Une fois le porteur du rocher en position et ayant constaté un sourire presque jubilatoire sur ce haut visage, Mhoras disparait de nouveau.

 

C’est alors que la pierre se met à peser plus intensément encore.

Chaque instant qui s’écoule la rend encore plus lourde.

Progressivement le souffle du colosse se saccade.
Il sent ses fibres dans ses bras et dans son dos s’étirer au-delà de toute limite raisonnable, au bord de la rupture. Une douleur effroyable s’empare lentement de lui.

 

 

Au-dessus des arbres le soleil a disparu. Il est tombé, tout comme tombent en de lentes cascades des perles de sueur sur le front et les mains moites du guerrier. Elles s’ajoutent à ce supplice en heurtant le sol dans un fracas cristallin.
Le guerrier, tremblant, meurtri, est tenté par ses oreilles de se délester de sa besogne sur ce sol si proche et si attirant.
Mais il tient.
Même s’il se surprend à s’affaisser et ne se reprends presque que par miracle.

 

Son esprit périclite. Il se met à compter les secondes, à les oublier, à recommencer, à oublier comment compter, puis il se souvient, se remet à compter ; l’épouvantable manège se répète, emportant ses yeux dans sa douloureuse frénésie.

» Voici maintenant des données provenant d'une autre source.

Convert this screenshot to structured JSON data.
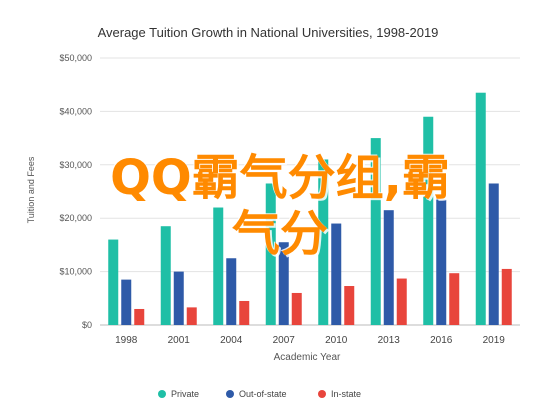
{
  "chart_data": {
    "type": "bar",
    "title": "Average Tuition Growth in National Universities, 1998-2019",
    "xlabel": "Academic Year",
    "ylabel": "Tuition and Fees",
    "categories": [
      "1998",
      "2001",
      "2004",
      "2007",
      "2010",
      "2013",
      "2016",
      "2019"
    ],
    "ylim": [
      0,
      50000
    ],
    "yticks": [
      0,
      10000,
      20000,
      30000,
      40000,
      50000
    ],
    "ytick_labels": [
      "$0",
      "$10,000",
      "$20,000",
      "$30,000",
      "$40,000",
      "$50,000"
    ],
    "grid": true,
    "legend_position": "bottom",
    "series": [
      {
        "name": "Private",
        "color": "#1fbfa6",
        "values": [
          16000,
          18500,
          22000,
          26500,
          31000,
          35000,
          39000,
          43500
        ]
      },
      {
        "name": "Out-of-state",
        "color": "#2e5aa8",
        "values": [
          8500,
          10000,
          12500,
          15500,
          19000,
          21500,
          23500,
          26500
        ]
      },
      {
        "name": "In-state",
        "color": "#e8453c",
        "values": [
          3000,
          3300,
          4500,
          6000,
          7300,
          8700,
          9700,
          10500
        ]
      }
    ]
  },
  "watermark": {
    "line1": "QQ霸气分组,霸",
    "line2": "气分"
  }
}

Razzia voudrait hurler pour soulager un peu son calvaire. Mais quand entre deux tremblements sa bouche s’ouvre en grand, aucun son n’en sort. Il n’a pas la force de les articuler, lui qui risque de finir désarticulé, courbé sous ce poids si grand.

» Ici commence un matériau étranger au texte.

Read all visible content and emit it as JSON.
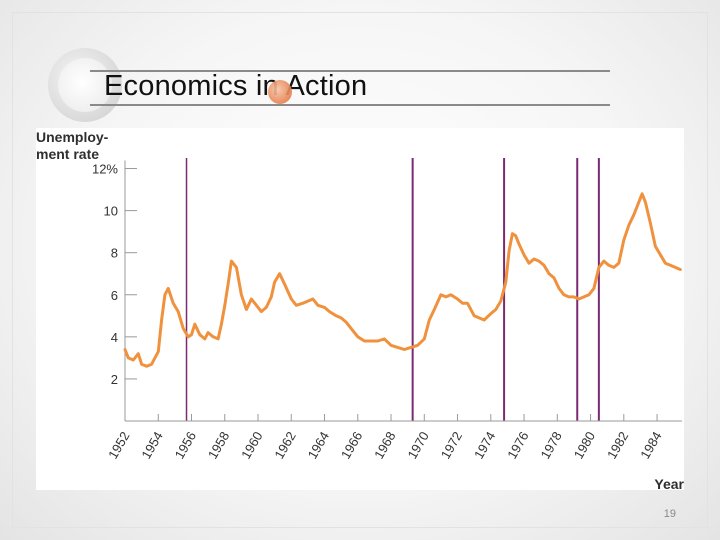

Ses paupières s’écroulent avant lui. Alourdies par sa sueur et attirée par ce sommeil qu’on lui a refusé la nuit précédente. Quand elles s’abattent, il les rouvre aussitôt en s’arrachant une douleur de plus. Il voudrait les garder ouvertes, mais à se concentrer sur son visage il manque de faire chuter ce foutu caillou. Sans parler de sa transpiration qui en coulant lui brûle les yeux. Tout comme ce soleil qui point à nouveau.

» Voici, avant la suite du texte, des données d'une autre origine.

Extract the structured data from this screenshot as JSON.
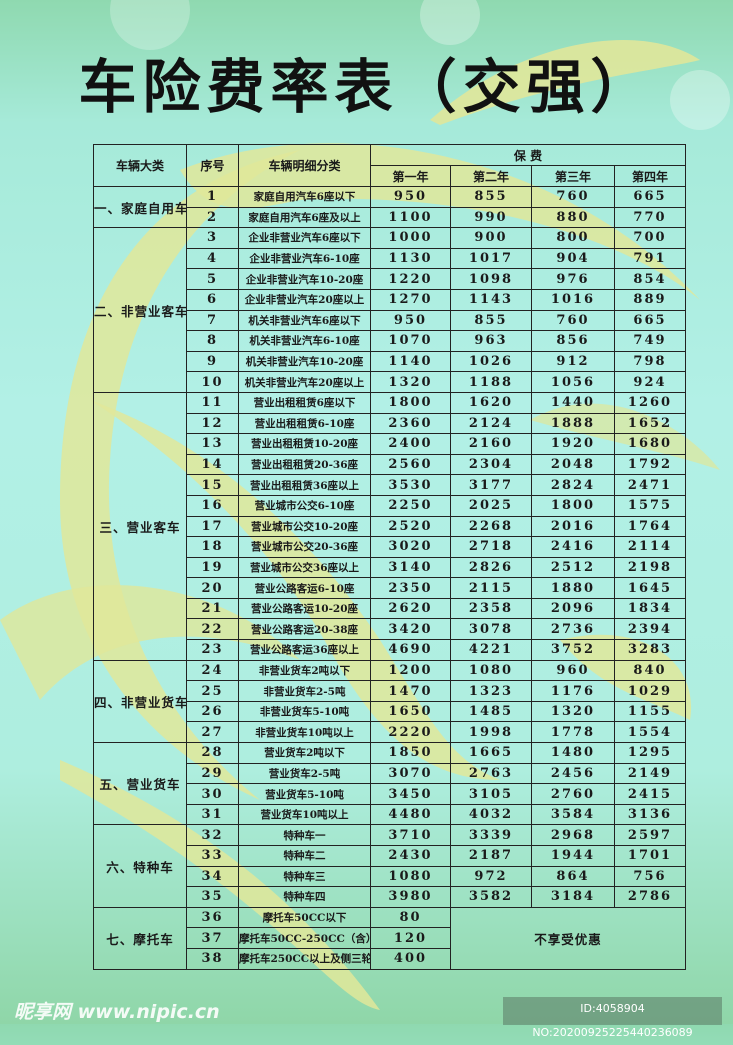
{
  "title": "车险费率表（交强）",
  "table": {
    "headers": {
      "category": "车辆大类",
      "no": "序号",
      "detail": "车辆明细分类",
      "premium": "保  费",
      "years": [
        "第一年",
        "第二年",
        "第三年",
        "第四年"
      ]
    },
    "no_discount_note": "不享受优惠",
    "categories": [
      {
        "name": "一、家庭自用车",
        "rows": [
          {
            "no": "1",
            "detail": "家庭自用汽车6座以下",
            "prices": [
              "950",
              "855",
              "760",
              "665"
            ]
          },
          {
            "no": "2",
            "detail": "家庭自用汽车6座及以上",
            "prices": [
              "1100",
              "990",
              "880",
              "770"
            ]
          }
        ]
      },
      {
        "name": "二、非营业客车",
        "rows": [
          {
            "no": "3",
            "detail": "企业非营业汽车6座以下",
            "prices": [
              "1000",
              "900",
              "800",
              "700"
            ]
          },
          {
            "no": "4",
            "detail": "企业非营业汽车6-10座",
            "prices": [
              "1130",
              "1017",
              "904",
              "791"
            ]
          },
          {
            "no": "5",
            "detail": "企业非营业汽车10-20座",
            "prices": [
              "1220",
              "1098",
              "976",
              "854"
            ]
          },
          {
            "no": "6",
            "detail": "企业非营业汽车20座以上",
            "prices": [
              "1270",
              "1143",
              "1016",
              "889"
            ]
          },
          {
            "no": "7",
            "detail": "机关非营业汽车6座以下",
            "prices": [
              "950",
              "855",
              "760",
              "665"
            ]
          },
          {
            "no": "8",
            "detail": "机关非营业汽车6-10座",
            "prices": [
              "1070",
              "963",
              "856",
              "749"
            ]
          },
          {
            "no": "9",
            "detail": "机关非营业汽车10-20座",
            "prices": [
              "1140",
              "1026",
              "912",
              "798"
            ]
          },
          {
            "no": "10",
            "detail": "机关非营业汽车20座以上",
            "prices": [
              "1320",
              "1188",
              "1056",
              "924"
            ]
          }
        ]
      },
      {
        "name": "三、营业客车",
        "rows": [
          {
            "no": "11",
            "detail": "营业出租租赁6座以下",
            "prices": [
              "1800",
              "1620",
              "1440",
              "1260"
            ]
          },
          {
            "no": "12",
            "detail": "营业出租租赁6-10座",
            "prices": [
              "2360",
              "2124",
              "1888",
              "1652"
            ]
          },
          {
            "no": "13",
            "detail": "营业出租租赁10-20座",
            "prices": [
              "2400",
              "2160",
              "1920",
              "1680"
            ]
          },
          {
            "no": "14",
            "detail": "营业出租租赁20-36座",
            "prices": [
              "2560",
              "2304",
              "2048",
              "1792"
            ]
          },
          {
            "no": "15",
            "detail": "营业出租租赁36座以上",
            "prices": [
              "3530",
              "3177",
              "2824",
              "2471"
            ]
          },
          {
            "no": "16",
            "detail": "营业城市公交6-10座",
            "prices": [
              "2250",
              "2025",
              "1800",
              "1575"
            ]
          },
          {
            "no": "17",
            "detail": "营业城市公交10-20座",
            "prices": [
              "2520",
              "2268",
              "2016",
              "1764"
            ]
          },
          {
            "no": "18",
            "detail": "营业城市公交20-36座",
            "prices": [
              "3020",
              "2718",
              "2416",
              "2114"
            ]
          },
          {
            "no": "19",
            "detail": "营业城市公交36座以上",
            "prices": [
              "3140",
              "2826",
              "2512",
              "2198"
            ]
          },
          {
            "no": "20",
            "detail": "营业公路客运6-10座",
            "prices": [
              "2350",
              "2115",
              "1880",
              "1645"
            ]
          },
          {
            "no": "21",
            "detail": "营业公路客运10-20座",
            "prices": [
              "2620",
              "2358",
              "2096",
              "1834"
            ]
          },
          {
            "no": "22",
            "detail": "营业公路客运20-38座",
            "prices": [
              "3420",
              "3078",
              "2736",
              "2394"
            ]
          },
          {
            "no": "23",
            "detail": "营业公路客运36座以上",
            "prices": [
              "4690",
              "4221",
              "3752",
              "3283"
            ]
          }
        ]
      },
      {
        "name": "四、非营业货车",
        "rows": [
          {
            "no": "24",
            "detail": "非营业货车2吨以下",
            "prices": [
              "1200",
              "1080",
              "960",
              "840"
            ]
          },
          {
            "no": "25",
            "detail": "非营业货车2-5吨",
            "prices": [
              "1470",
              "1323",
              "1176",
              "1029"
            ]
          },
          {
            "no": "26",
            "detail": "非营业货车5-10吨",
            "prices": [
              "1650",
              "1485",
              "1320",
              "1155"
            ]
          },
          {
            "no": "27",
            "detail": "非营业货车10吨以上",
            "prices": [
              "2220",
              "1998",
              "1778",
              "1554"
            ]
          }
        ]
      },
      {
        "name": "五、营业货车",
        "rows": [
          {
            "no": "28",
            "detail": "营业货车2吨以下",
            "prices": [
              "1850",
              "1665",
              "1480",
              "1295"
            ]
          },
          {
            "no": "29",
            "detail": "营业货车2-5吨",
            "prices": [
              "3070",
              "2763",
              "2456",
              "2149"
            ]
          },
          {
            "no": "30",
            "detail": "营业货车5-10吨",
            "prices": [
              "3450",
              "3105",
              "2760",
              "2415"
            ]
          },
          {
            "no": "31",
            "detail": "营业货车10吨以上",
            "prices": [
              "4480",
              "4032",
              "3584",
              "3136"
            ]
          }
        ]
      },
      {
        "name": "六、特种车",
        "rows": [
          {
            "no": "32",
            "detail": "特种车一",
            "prices": [
              "3710",
              "3339",
              "2968",
              "2597"
            ]
          },
          {
            "no": "33",
            "detail": "特种车二",
            "prices": [
              "2430",
              "2187",
              "1944",
              "1701"
            ]
          },
          {
            "no": "34",
            "detail": "特种车三",
            "prices": [
              "1080",
              "972",
              "864",
              "756"
            ]
          },
          {
            "no": "35",
            "detail": "特种车四",
            "prices": [
              "3980",
              "3582",
              "3184",
              "2786"
            ]
          }
        ]
      },
      {
        "name": "七、摩托车",
        "no_discount": true,
        "rows": [
          {
            "no": "36",
            "detail": "摩托车50CC以下",
            "prices": [
              "80"
            ]
          },
          {
            "no": "37",
            "detail": "摩托车50CC-250CC（含）",
            "prices": [
              "120"
            ]
          },
          {
            "no": "38",
            "detail": "摩托车250CC以上及侧三轮",
            "prices": [
              "400"
            ]
          }
        ]
      }
    ]
  },
  "watermark": {
    "logo": "昵享网 www.nipic.cn",
    "id": "ID:4058904 NO:20200925225440236089"
  },
  "colors": {
    "background": "#b2f0e6",
    "swirl": "#e0e79a",
    "text": "#1a1a1a"
  }
}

Finalement, la seule chose qui le soulagerait, ce serait qu’il laisse couler des larmes. Ça l’allègerait. Malheureusement, il n’en a plus.
Tout comme il semble ne plus ressentir ni le temps, ni l’espace, ni même le poids de la pierre.

Razzia n’est plus que souffrance.
Réduit en pièce au point que même ses pensées ne sont plus que des bribes d’espoir qui parait bien fugace.

L’espoir qu’avec l’aube revienne-

 

Mhoras.

Il est de retour.

Une fleur délicate à la main.

Malgré l’opaque et brûlante sueur dans ses yeux, il est certain que c’est lui !

Dans un ultime choc d’une abominable douleur il plie les genoux, ployant sous le poids, prêt à abandonner une bonne fois pour toute son fardeau et l’échanger contre ce sourire désespéré… !

 

Mais soudain ses traits se tendent, horrifiés. Car sous ces yeux il devine la forme d’un de ses bras tendus.
S’il est là, le rocher est déséquilibré. Il va s’écraser au sol !

 

Dans un geste désespéré il serre violemment ses bras dans son dos. Incapable de sentir si ses muscles agonisants maintiennent encore la pierre.

 

 

 

Il se retrouve paralysé par l’effort.

 

Mort debout, presque.

 

Sous le regard sévère du misanthrope.

 

 

 

 

Soudain… Le voile blanc tombé sur ses yeux se lève.

Des formes opaques se dessinent lentement. Jusqu’à ce qu’elles deviennent reconnaissables.

Des arbres… Un ciel… Des nuages… Et un peu plus bas pour ses yeux, un petit être vêtu de feuille avec une robuste branche en guise de canne.

 

 

Razzia se rend compte à nouveau de son propre souffle. Il s’aperçoit qu’il ne tremble plus.

Il sent ses bras dans son dos…

 

 

 

Et la pierre…

 

 

 

L’épreuve de Mhoras s’achève.

Razzia en redoute le dénouement.

 

Lui qui n’a répandu aucune
TRACE DE SANG

Cette épreuve a pourtant bien failli le tuer.